L’ennoblissement exige une gigantesque réforme de l’éducation dont nous pouvons, d’ores et déjà, imaginer les grandes lignes :
- Sur le plan épistémologique : Ne plus inculquer l’objectivité scientifique comme unique modèle de connaissance, mais former au contraire des « esprits libres » capables de multiplier les perspectives
- Sur le plan éthique : Ne plus inculquer les notions moralisantes de Bien et de Mal, mais préférer une éthique personnelle du bon et du mauvais en commençant par briser les tabous et supprimer la culpabilité liées à la vie du corps et à la sexualité
- Sur le plan psychologique : Ne plus insinuer la dualité entre le corps et l’esprit, mais enseigner la réalité psychologique du Soi organique et du processus pulsionnel qui fait de nous ce que nous sommes
- Sur le plan culturel : Condamner toutes les manifestions du nihilisme dans les arts, et redonner l’image d’un artiste créateur d’où jaillit une volonté de puissance saine
- Sur le plan religieux : Apprendre à renoncer à son besoin de transcendance et faire de l’Amor fati la nouvelle forme d’amour universel
- Sur le plan politique : Démystifier les idéaux démocratiques, socialistes, écologistes, féministes, … ultimes avatars des prétentions égalitaires nihilistes
La mort de Dieu et le Surhomme
« Dieu est mort ! Et c’est nous qui l’avons tué ! Comment nous consolerons-nous, nous, meurtrier entre les meurtriers ! (…) La grandeur de cet acte n’est-elle pas trop grande pour nous ? Ne faut-il pas devenir dieux nous-mêmes pour, simplement, avoir l’air digne d’elle ? Il n’y eut jamais action plus grandiose et, quels qu’ils soient, ceux qui pourront naître après nous appartiendront, à cause d’elle, à une Histoire plus haute que, jusqu’ici, ne fut jamais aucune Histoire. »(99)

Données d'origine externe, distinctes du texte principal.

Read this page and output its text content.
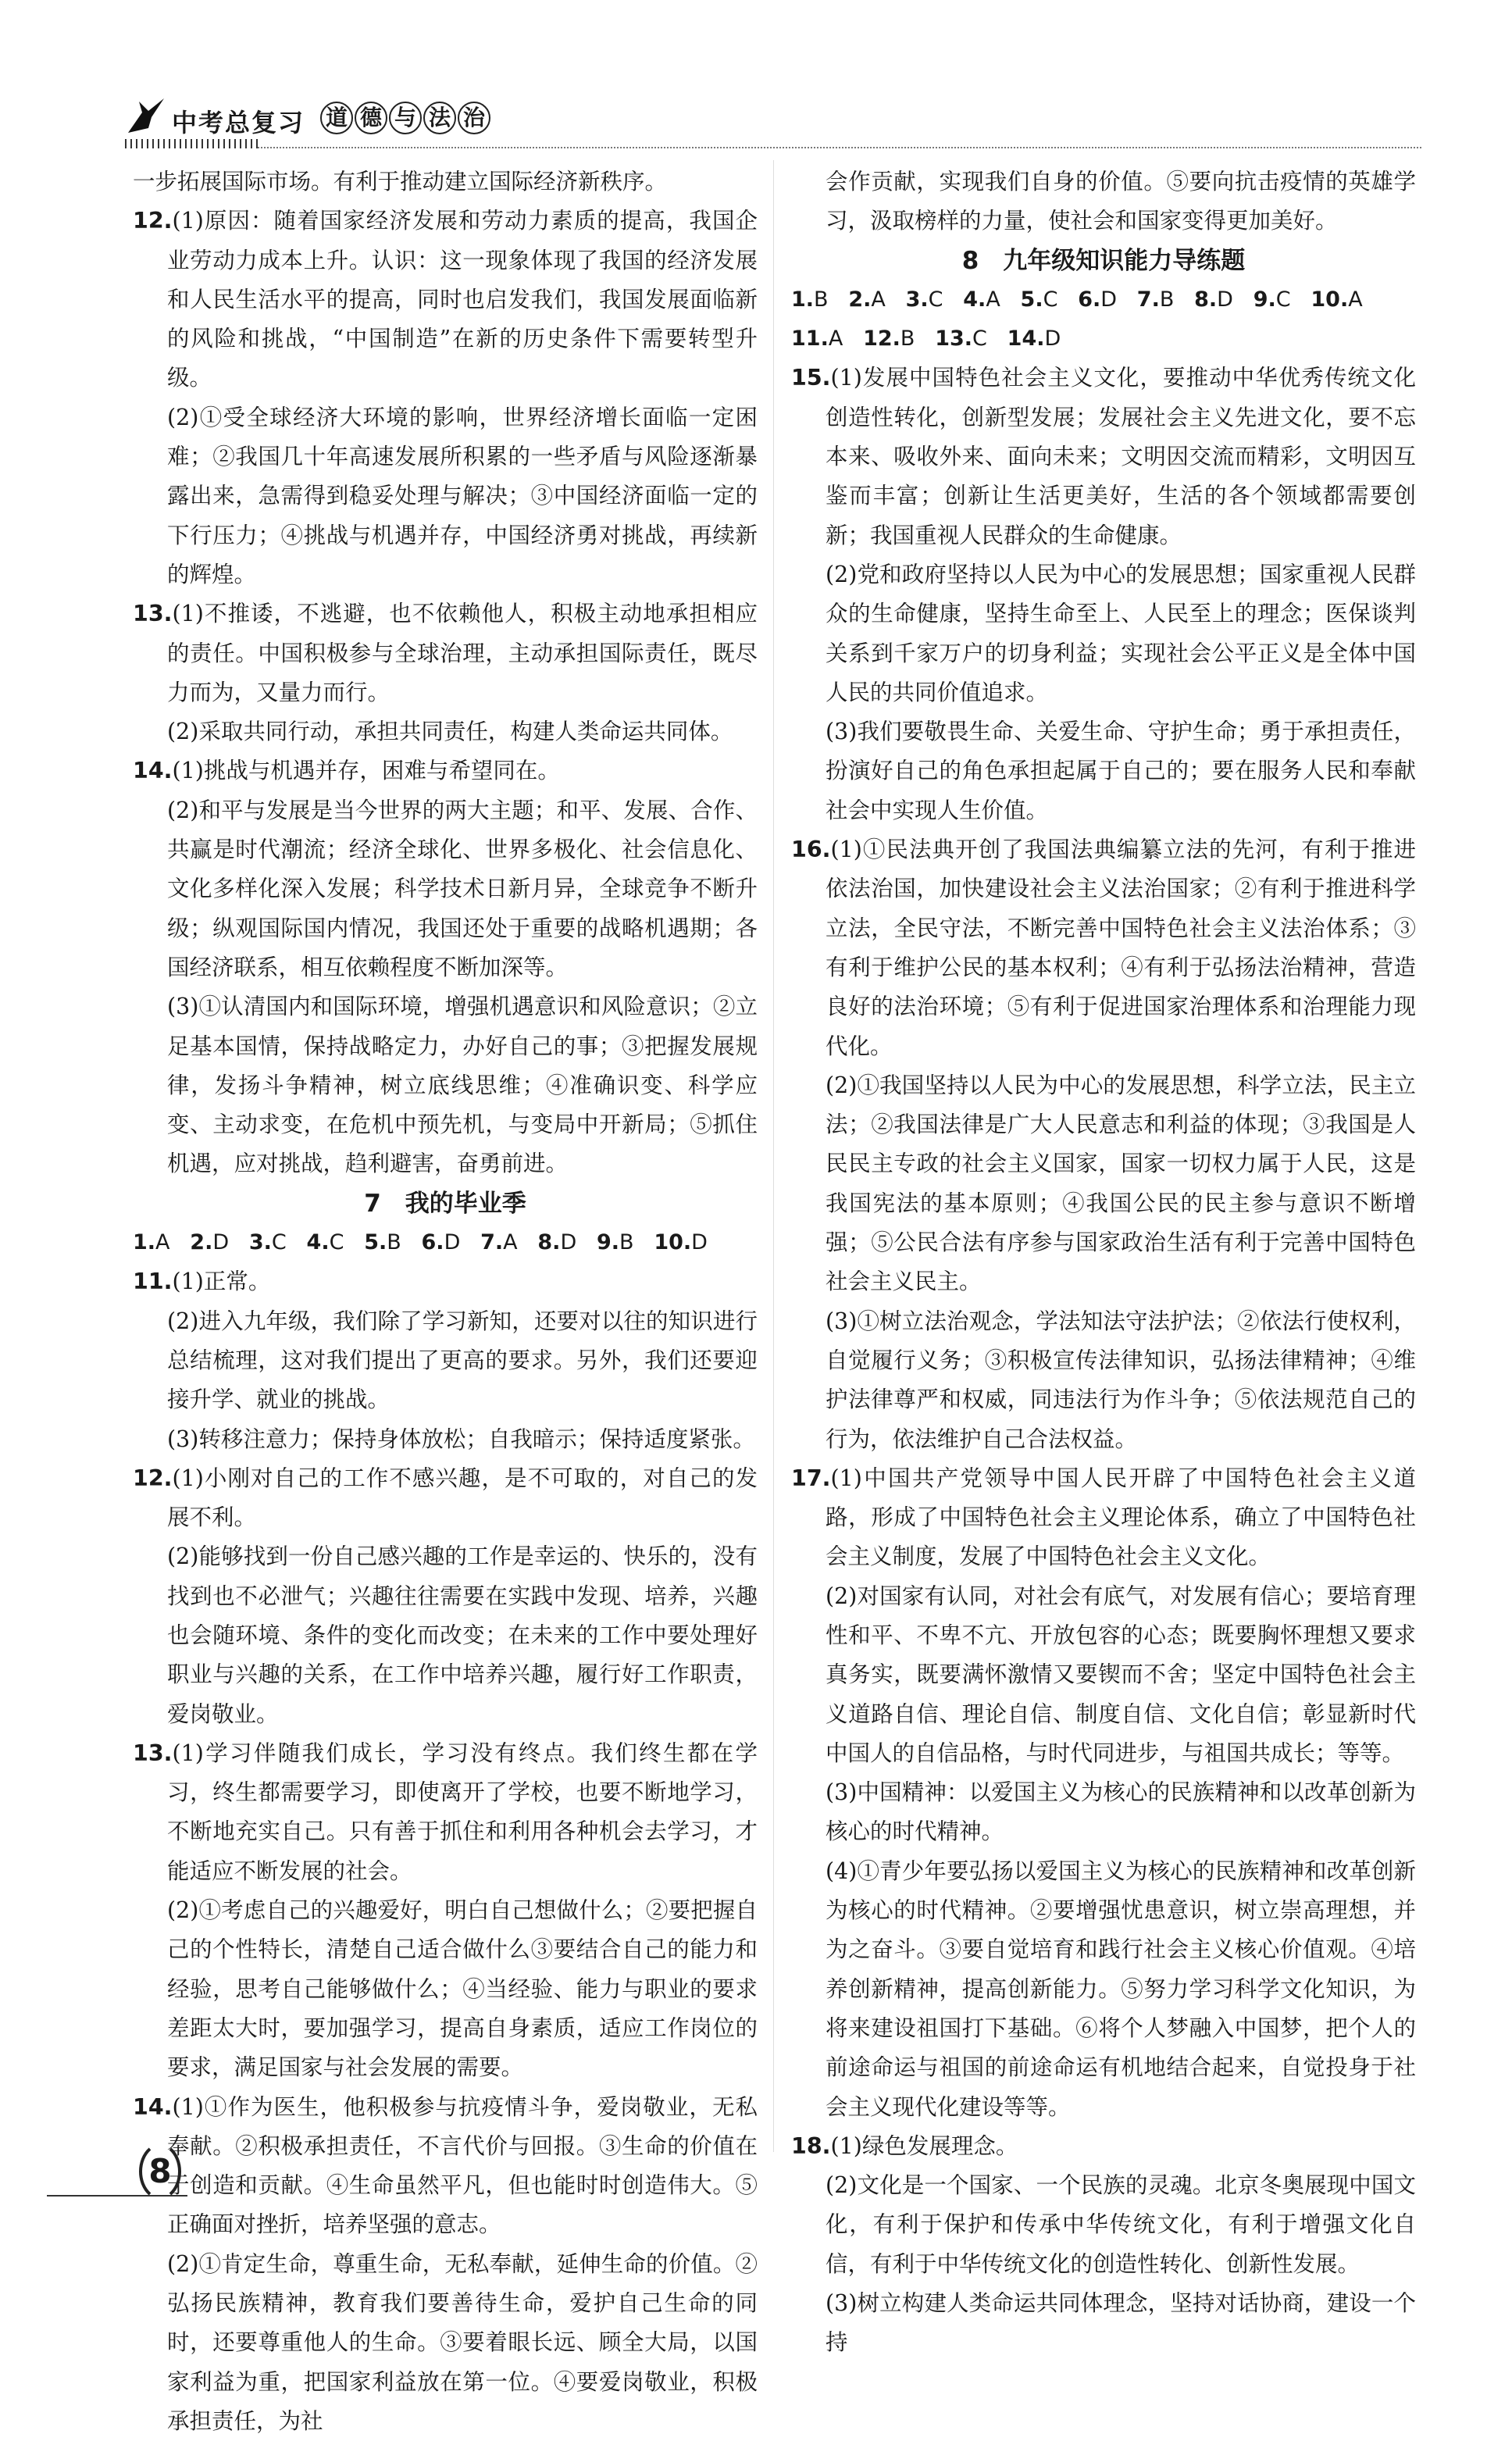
中考总复习 道 德 与 法 治

一步拓展国际市场。有利于推动建立国际经济新秩序。

12.(1)原因：随着国家经济发展和劳动力素质的提高，我国企业劳动力成本上升。认识：这一现象体现了我国的经济发展和人民生活水平的提高，同时也启发我们，我国发展面临新的风险和挑战，“中国制造”在新的历史条件下需要转型升级。

(2)①受全球经济大环境的影响，世界经济增长面临一定困难；②我国几十年高速发展所积累的一些矛盾与风险逐渐暴露出来，急需得到稳妥处理与解决；③中国经济面临一定的下行压力；④挑战与机遇并存，中国经济勇对挑战，再续新的辉煌。

13.(1)不推诿，不逃避，也不依赖他人，积极主动地承担相应的责任。中国积极参与全球治理，主动承担国际责任，既尽力而为，又量力而行。

(2)采取共同行动，承担共同责任，构建人类命运共同体。

14.(1)挑战与机遇并存，困难与希望同在。

(2)和平与发展是当今世界的两大主题；和平、发展、合作、共赢是时代潮流；经济全球化、世界多极化、社会信息化、文化多样化深入发展；科学技术日新月异，全球竞争不断升级；纵观国际国内情况，我国还处于重要的战略机遇期；各国经济联系，相互依赖程度不断加深等。

(3)①认清国内和国际环境，增强机遇意识和风险意识；②立足基本国情，保持战略定力，办好自己的事；③把握发展规律，发扬斗争精神，树立底线思维；④准确识变、科学应变、主动求变，在危机中预先机，与变局中开新局；⑤抓住机遇，应对挑战，趋利避害，奋勇前进。

7　我的毕业季

1.A 2.D 3.C 4.C 5.B 6.D 7.A 8.D 9.B 10.D

11.(1)正常。

(2)进入九年级，我们除了学习新知，还要对以往的知识进行总结梳理，这对我们提出了更高的要求。另外，我们还要迎接升学、就业的挑战。

(3)转移注意力；保持身体放松；自我暗示；保持适度紧张。

12.(1)小刚对自己的工作不感兴趣，是不可取的，对自己的发展不利。

(2)能够找到一份自己感兴趣的工作是幸运的、快乐的，没有找到也不必泄气；兴趣往往需要在实践中发现、培养，兴趣也会随环境、条件的变化而改变；在未来的工作中要处理好职业与兴趣的关系，在工作中培养兴趣，履行好工作职责，爱岗敬业。

13.(1)学习伴随我们成长，学习没有终点。我们终生都在学习，终生都需要学习，即使离开了学校，也要不断地学习，不断地充实自己。只有善于抓住和利用各种机会去学习，才能适应不断发展的社会。

(2)①考虑自己的兴趣爱好，明白自己想做什么；②要把握自己的个性特长，清楚自己适合做什么③要结合自己的能力和经验，思考自己能够做什么；④当经验、能力与职业的要求差距太大时，要加强学习，提高自身素质，适应工作岗位的要求，满足国家与社会发展的需要。

14.(1)①作为医生，他积极参与抗疫情斗争，爱岗敬业，无私奉献。②积极承担责任，不言代价与回报。③生命的价值在于创造和贡献。④生命虽然平凡，但也能时时创造伟大。⑤正确面对挫折，培养坚强的意志。

(2)①肯定生命，尊重生命，无私奉献，延伸生命的价值。②弘扬民族精神，教育我们要善待生命，爱护自己生命的同时，还要尊重他人的生命。③要着眼长远、顾全大局，以国家利益为重，把国家利益放在第一位。④要爱岗敬业，积极承担责任，为社

会作贡献，实现我们自身的价值。⑤要向抗击疫情的英雄学习，汲取榜样的力量，使社会和国家变得更加美好。

8　九年级知识能力导练题

1.B 2.A 3.C 4.A 5.C 6.D 7.B 8.D 9.C 10.A

11.A 12.B 13.C 14.D

15.(1)发展中国特色社会主义文化，要推动中华优秀传统文化创造性转化，创新型发展；发展社会主义先进文化，要不忘本来、吸收外来、面向未来；文明因交流而精彩，文明因互鉴而丰富；创新让生活更美好，生活的各个领域都需要创新；我国重视人民群众的生命健康。

(2)党和政府坚持以人民为中心的发展思想；国家重视人民群众的生命健康，坚持生命至上、人民至上的理念；医保谈判关系到千家万户的切身利益；实现社会公平正义是全体中国人民的共同价值追求。

(3)我们要敬畏生命、关爱生命、守护生命；勇于承担责任，扮演好自己的角色承担起属于自己的；要在服务人民和奉献社会中实现人生价值。

16.(1)①民法典开创了我国法典编纂立法的先河，有利于推进依法治国，加快建设社会主义法治国家；②有利于推进科学立法，全民守法，不断完善中国特色社会主义法治体系；③有利于维护公民的基本权利；④有利于弘扬法治精神，营造良好的法治环境；⑤有利于促进国家治理体系和治理能力现代化。

(2)①我国坚持以人民为中心的发展思想，科学立法，民主立法；②我国法律是广大人民意志和利益的体现；③我国是人民民主专政的社会主义国家，国家一切权力属于人民，这是我国宪法的基本原则；④我国公民的民主参与意识不断增强；⑤公民合法有序参与国家政治生活有利于完善中国特色社会主义民主。

(3)①树立法治观念，学法知法守法护法；②依法行使权利，自觉履行义务；③积极宣传法律知识，弘扬法律精神；④维护法律尊严和权威，同违法行为作斗争；⑤依法规范自己的行为，依法维护自己合法权益。

17.(1)中国共产党领导中国人民开辟了中国特色社会主义道路，形成了中国特色社会主义理论体系，确立了中国特色社会主义制度，发展了中国特色社会主义文化。

(2)对国家有认同，对社会有底气，对发展有信心；要培育理性和平、不卑不亢、开放包容的心态；既要胸怀理想又要求真务实，既要满怀激情又要锲而不舍；坚定中国特色社会主义道路自信、理论自信、制度自信、文化自信；彰显新时代中国人的自信品格，与时代同进步，与祖国共成长；等等。

(3)中国精神：以爱国主义为核心的民族精神和以改革创新为核心的时代精神。

(4)①青少年要弘扬以爱国主义为核心的民族精神和改革创新为核心的时代精神。②要增强忧患意识，树立崇高理想，并为之奋斗。③要自觉培育和践行社会主义核心价值观。④培养创新精神，提高创新能力。⑤努力学习科学文化知识，为将来建设祖国打下基础。⑥将个人梦融入中国梦，把个人的前途命运与祖国的前途命运有机地结合起来，自觉投身于社会主义现代化建设等等。

18.(1)绿色发展理念。

(2)文化是一个国家、一个民族的灵魂。北京冬奥展现中国文化，有利于保护和传承中华传统文化，有利于增强文化自信，有利于中华传统文化的创造性转化、创新性发展。

(3)树立构建人类命运共同体理念，坚持对话协商，建设一个持

8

Le dernier homme célèbre la mort de Dieu dans une liesse festive et insouciante : « ni Dieu ni maître ! ». Ragaillardi par ses victoires contre les anciennes coutumes chrétiennes, il se lance dans la négation rageuse de toutes les valeurs d’autrefois. Mais cette destruction des valeurs n’a rien à voir avec la transvaluation nietzschéenne. Elle demeure un symptôme de ces occidentaux qui, épuisés par deux millénaires de dressage, sombrent, avec une joie morbide, dans l’aphasie du nihilisme passif qui détruit pour détruire, qui détruit pour ne plus rien vouloir. Au contraire, la volonté de puissance, lorsqu’elle est saine, détruitpour créer. C’est pourquoi Nietzsche exhorte à « déterminer à nouveau le poids de toutes choses ! » (70). Et c’est seulement en créant des valeurs nouvelles, par une volonté de puissance affirmative d’elle-même, que l’homme contemporain pourra se rendre « digne » d’être le décédant des meurtriers de Dieu. L’homme de cette « Histoire plus haute » « apparaîtra vraiment inhumain » (71) car il devra renoncer à tout ce qui, jusqu’à présent, a été considéré comme constituant son humanité (sa religion, sa morale, sa « vérité » scientifique, ses idéaux, sa culture…), à tout ce qui a été incorporé comme étant le Vrai, le Bien et le Beau pour s’imposer comme créateur de valeurs. Un « sur-homme » (Über-Mench) est étymologiquement celui qui saura saisir l’opportunité de la destruction des valeurs pour engager un « auto-dépassement » (Über-schreitung) de l’humanité.
Plus encore, l’Überschreitung de l’homme par l’homme – acte inhumain et surhumain - est, en quelque sorte, un acte divin. L’homme hérite, en effet, de la charge anciennement dévolue au Créateur : ériger des Tables de valeurs. C’est ainsi que, selon Lou Andréa Salomé, amie et commentatrice du philosophe, par la transposition du pouvoir créateur de Dieu à l’homme, l’humanité se sent « mystiquement grandi jusqu'à coïncider avec la totalité de l’univers et de la vie (…) Dieu, le monde, le « moi » se fondent » (73). Malgré l’anti-christianisme radical de Nietzsche, elle y voit la conservation d’une thématique religieuse fondamentale : la création. Est divin ce qui, à partir d’un chaos originel, créée quelque chose de par sa puissance propre. Dans une très belle formule, elle écrit : « on voit s’opérer [avec le surhumain] la jonction de tendances en apparence irréductibles : le déferlement écumant des forces surtendues ; leur chute volontaire dans le chaotique, le ténébreux, l’effroyable ; puis leur remontée vers la lumière, vers ce que l’esprit peut concevoir de plus aérien, de plus délicat (…) un chaos qui voudrait engendrer un dieu » (76).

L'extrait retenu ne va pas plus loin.